Wednesday, November 10, 2010

Soup is Good Food

    The sky is gray and threatening rain. A chill wind is blowing and the air is cold and damp. It is soup season in Northern California. While I love, love, love all of the fruits and veggies available during the summer months, my favorite dishes and my favorite cooking techniques are those we turn to during the colder months. Hearty dishes, stick-to-the-ribs dishes, like braised meats served with polenta, stews filled with vegetables and potatoes, beans with sausage and sauerkraut, lasagna, chili, chicken and dumplings, and of course soup.  Vegetable soup with fresh dill and a dab of sour cream on top; navy bean soup with ham hocks, split pea, cream of potato, seafood chowder, beef barley with mushrooms, lentil, chicken with wild rice, turkey noodle, and clean-out-the-vegetable-bin soup; the list could go on and on. Many people figure there is no need to make homemade soup today because of the availability and wide variety of commercially prepared soups, but homemade soup is another animal all together. There is just no comparison.

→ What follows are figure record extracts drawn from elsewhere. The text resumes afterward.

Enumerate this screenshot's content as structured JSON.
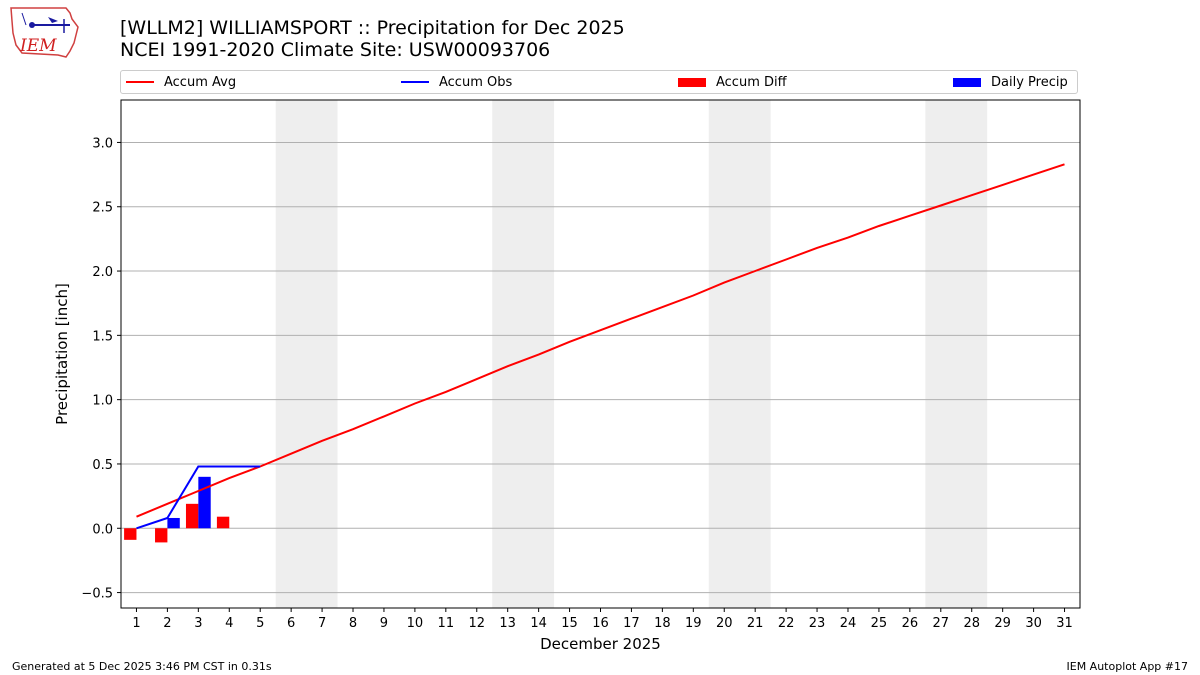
{
  "header": {
    "title_line1": "[WLLM2] WILLIAMSPORT :: Precipitation for Dec 2025",
    "title_line2": "NCEI 1991-2020 Climate Site: USW00093706",
    "logo_text": "IEM"
  },
  "footer": {
    "left": "Generated at 5 Dec 2025 3:46 PM CST in 0.31s",
    "right": "IEM Autoplot App #17"
  },
  "chart_data": {
    "type": "line",
    "xlabel": "December 2025",
    "ylabel": "Precipitation [inch]",
    "xlim": [
      0.5,
      31.5
    ],
    "ylim": [
      -0.62,
      3.33
    ],
    "yticks": [
      -0.5,
      0.0,
      0.5,
      1.0,
      1.5,
      2.0,
      2.5,
      3.0
    ],
    "ytick_labels": [
      "−0.5",
      "0.0",
      "0.5",
      "1.0",
      "1.5",
      "2.0",
      "2.5",
      "3.0"
    ],
    "x": [
      1,
      2,
      3,
      4,
      5,
      6,
      7,
      8,
      9,
      10,
      11,
      12,
      13,
      14,
      15,
      16,
      17,
      18,
      19,
      20,
      21,
      22,
      23,
      24,
      25,
      26,
      27,
      28,
      29,
      30,
      31
    ],
    "xtick_labels": [
      "1",
      "2",
      "3",
      "4",
      "5",
      "6",
      "7",
      "8",
      "9",
      "10",
      "11",
      "12",
      "13",
      "14",
      "15",
      "16",
      "17",
      "18",
      "19",
      "20",
      "21",
      "22",
      "23",
      "24",
      "25",
      "26",
      "27",
      "28",
      "29",
      "30",
      "31"
    ],
    "grid": "y",
    "legend_position": "top",
    "weekend_shading": [
      [
        5.5,
        7.5
      ],
      [
        12.5,
        14.5
      ],
      [
        19.5,
        21.5
      ],
      [
        26.5,
        28.5
      ]
    ],
    "series": [
      {
        "name": "Accum Avg",
        "type": "line",
        "color": "#ff0000",
        "x": [
          1,
          2,
          3,
          4,
          5,
          6,
          7,
          8,
          9,
          10,
          11,
          12,
          13,
          14,
          15,
          16,
          17,
          18,
          19,
          20,
          21,
          22,
          23,
          24,
          25,
          26,
          27,
          28,
          29,
          30,
          31
        ],
        "values": [
          0.09,
          0.19,
          0.29,
          0.39,
          0.48,
          0.58,
          0.68,
          0.77,
          0.87,
          0.97,
          1.06,
          1.16,
          1.26,
          1.35,
          1.45,
          1.54,
          1.63,
          1.72,
          1.81,
          1.91,
          2.0,
          2.09,
          2.18,
          2.26,
          2.35,
          2.43,
          2.51,
          2.59,
          2.67,
          2.75,
          2.83
        ]
      },
      {
        "name": "Accum Obs",
        "type": "line",
        "color": "#0000ff",
        "x": [
          1,
          2,
          3,
          4,
          5
        ],
        "values": [
          0.0,
          0.08,
          0.48,
          0.48,
          0.48
        ]
      },
      {
        "name": "Accum Diff",
        "type": "bar",
        "color": "#ff0000",
        "x": [
          1,
          2,
          3,
          4
        ],
        "values": [
          -0.09,
          -0.11,
          0.19,
          0.09
        ]
      },
      {
        "name": "Daily Precip",
        "type": "bar",
        "color": "#0000ff",
        "x": [
          1,
          2,
          3,
          4
        ],
        "values": [
          0.0,
          0.08,
          0.4,
          0.0
        ]
      }
    ]
  }
}
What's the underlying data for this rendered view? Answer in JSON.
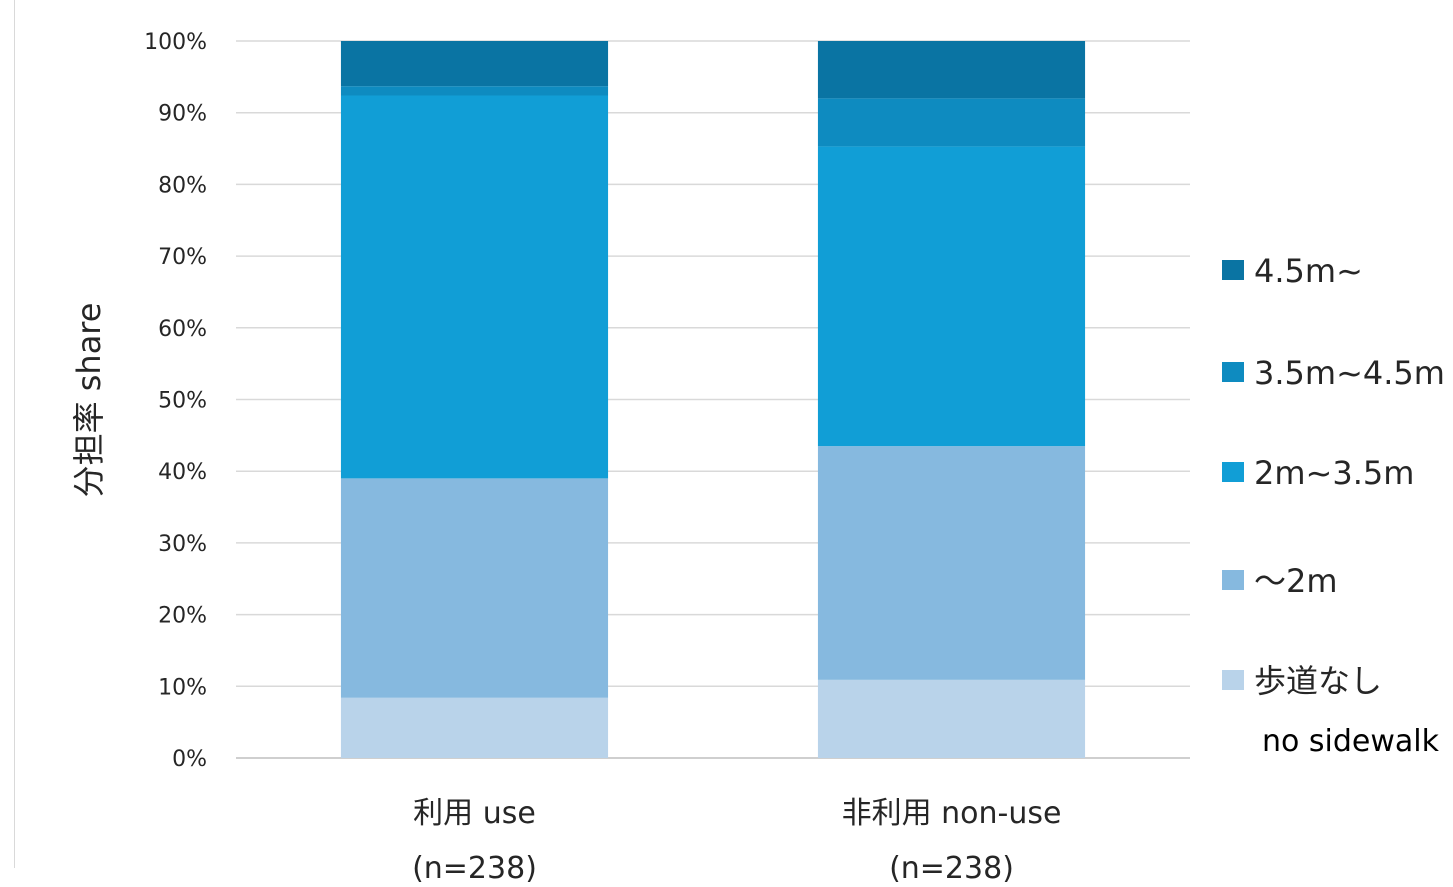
{
  "chart_data": {
    "type": "bar",
    "stacked": true,
    "ylabel": "分担率 share",
    "ylim": [
      0,
      100
    ],
    "yticks": [
      "0%",
      "10%",
      "20%",
      "30%",
      "40%",
      "50%",
      "60%",
      "70%",
      "80%",
      "90%",
      "100%"
    ],
    "categories": [
      "利用 use",
      "非利用 non-use"
    ],
    "category_notes": [
      "(n=238)",
      "(n=238)"
    ],
    "grid": true,
    "legend_position": "right",
    "legend_order": [
      "4.5m~",
      "3.5m~4.5m",
      "2m~3.5m",
      "～2m",
      "歩道なし no sidewalk"
    ],
    "series": [
      {
        "name": "歩道なし",
        "name_line2": "no sidewalk",
        "values": [
          8.4,
          10.9
        ],
        "color": "#b9d3ea"
      },
      {
        "name": "～2m",
        "values": [
          30.6,
          32.6
        ],
        "color": "#86b9df"
      },
      {
        "name": "2m~3.5m",
        "values": [
          53.4,
          41.8
        ],
        "color": "#119ed6"
      },
      {
        "name": "3.5m~4.5m",
        "values": [
          1.3,
          6.7
        ],
        "color": "#0e8bc0"
      },
      {
        "name": "4.5m~",
        "values": [
          6.3,
          8.0
        ],
        "color": "#0a74a3"
      }
    ]
  }
}
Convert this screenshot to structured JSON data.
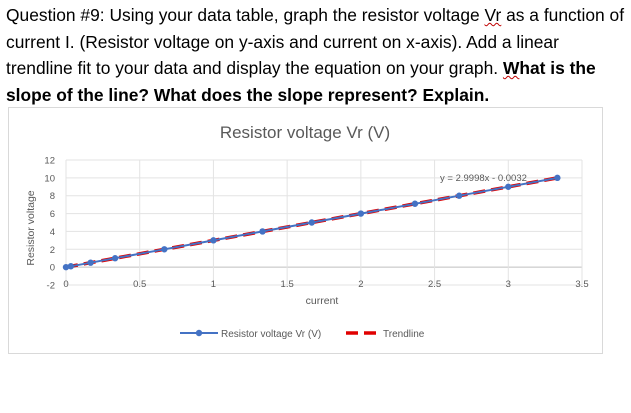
{
  "question": {
    "part1": "Question #9: Using your data table, graph the resistor voltage ",
    "vr": "Vr",
    "part2": " as a function of current I. (Resistor voltage on y-axis and current on x-axis). Add a linear trendline fit to your data and display the equation on your graph. ",
    "bold_w": "W",
    "bold_rest": "hat is the slope of the line? What does the slope represent? Explain."
  },
  "chart_data": {
    "type": "scatter",
    "title": "Resistor voltage Vr (V)",
    "xlabel": "current",
    "ylabel": "Resistor voltage",
    "xlim": [
      0,
      3.5
    ],
    "ylim": [
      -2,
      12
    ],
    "xticks": [
      "0",
      "0.5",
      "1",
      "1.5",
      "2",
      "2.5",
      "3",
      "3.5"
    ],
    "yticks": [
      "-2",
      "0",
      "2",
      "4",
      "6",
      "8",
      "10",
      "12"
    ],
    "grid": true,
    "legend_position": "bottom",
    "series": [
      {
        "name": "Resistor voltage Vr (V)",
        "color": "#4472c4",
        "x": [
          0,
          0.033,
          0.167,
          0.333,
          0.667,
          1.0,
          1.333,
          1.667,
          2.0,
          2.367,
          2.667,
          3.0,
          3.333
        ],
        "y": [
          0,
          0.1,
          0.5,
          1.0,
          2.0,
          3.0,
          4.0,
          5.0,
          6.0,
          7.1,
          8.0,
          9.0,
          10.0
        ]
      }
    ],
    "trendline": {
      "name": "Trendline",
      "color": "#e00000",
      "slope": 2.9998,
      "intercept": -0.0032,
      "x_range": [
        0,
        3.333
      ],
      "equation": "y = 2.9998x - 0.0032"
    }
  }
}
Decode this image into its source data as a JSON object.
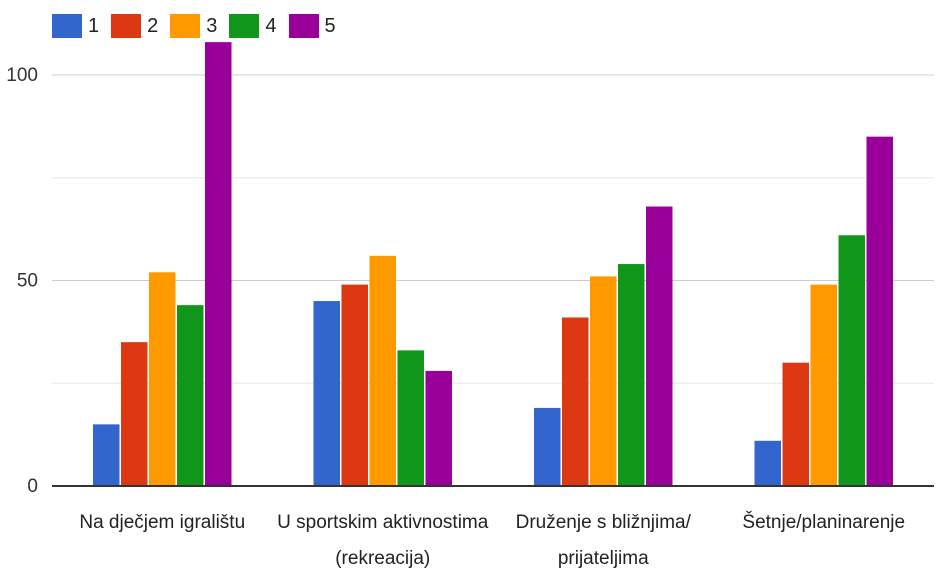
{
  "chart_data": {
    "type": "bar",
    "categories": [
      [
        "Na dječjem igralištu"
      ],
      [
        "U sportskim aktivnostima",
        "(rekreacija)"
      ],
      [
        "Druženje s bližnjima/",
        "prijateljima"
      ],
      [
        "Šetnje/planinarenje"
      ]
    ],
    "series": [
      {
        "name": "1",
        "color": "#3366cc",
        "values": [
          15,
          45,
          19,
          11
        ]
      },
      {
        "name": "2",
        "color": "#dc3912",
        "values": [
          35,
          49,
          41,
          30
        ]
      },
      {
        "name": "3",
        "color": "#ff9900",
        "values": [
          52,
          56,
          51,
          49
        ]
      },
      {
        "name": "4",
        "color": "#109618",
        "values": [
          44,
          33,
          54,
          61
        ]
      },
      {
        "name": "5",
        "color": "#990099",
        "values": [
          108,
          28,
          68,
          85
        ]
      }
    ],
    "y_ticks": [
      0,
      50,
      100
    ],
    "ylim": [
      0,
      100
    ],
    "grid": true,
    "legend_position": "top-left"
  }
}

    No store bought soup will fill your home for hours with the appetizing scents homemade soup generates. When a family member walks through the door from the cold outdoors they are met with tantalizing, warming aromas that say "welcome home." Homemade soup warms you inside and out because it says someone cared enough to take the time to make something special. Most soups are also amazingly economical to make and incredibly healthy for you as well. Even the richer cream soups can be made less fattening by substituting fat free half and half or fat free evaporated milk when cream or whole milk is called for. Making soup does not have to be complicated either. You can make a large batch of several different types of stock in one weekend to freeze for later or simply use one of the commercial stocks now so readily available. While there is a bit of prep work involved in making homemade stock it mostly involves allowing the ingredients to simmer for several hours, then straining and perhaps de-greasing.
    One of my favorite things to do is make a hodgepodge soup. This is comprised of whatever suitable ingredients I have on hand. I usually have a low salt commercial chicken base available  to use in place of homemade stock and canned tomatoes, of course. Onions and garlic always, carrots and celery most of the time, potatoes maybe, perhaps some cabbage or spinach, maybe a can or two of some kind of beans. If I have frozen peas or green beans they might go in. Seasoning generally includes a bay leaf or two. If I feel like "Italian," flavors a bit of rosemary and oregano might go in. Otherwise I might follow my Grandpa Ritter's direction and add some dill, along with a generous dose of black pepper. If I have a couple of pieces of leftover chicken in the frig I may shred them and throw in or a  bit of ham or sausage. Just be careful of the quantity of ingredients because a pot of soup has a way of just getting bigger and bigger.
    I begin the actual cooking process by chopping onions and garlic then sweat them a bit in a small amount of olive oil (sometimes I add the celery and carrots to this mix as well, but not always), then liquid ingredients are added, the other vegetables that require long cooking, and let it all simmer on the back burner until everything seems to be done, adjust the seasoning if needed, then throw in pasta or rice or anything that doesn't really need to cook for very long to finish things off.
    I like to accompany this type of soup with thick slices of fresh sourdough bread or one of the artisan breads our local supermarkets now carry. We might also have some type of cheese.   a Additionally, this is the perfect type of simple meal that allows for a splurge at the end - any thing that suits your fancy that compliments the type of soup you are serving - old fashioned baked apples, gingerbread with a dollop of whipped cream,  chocolate pudding, pineapple upside down cake, cherry crisp.
    I am hungry now and hear my soup pot calling. I hope you will give soup making a try.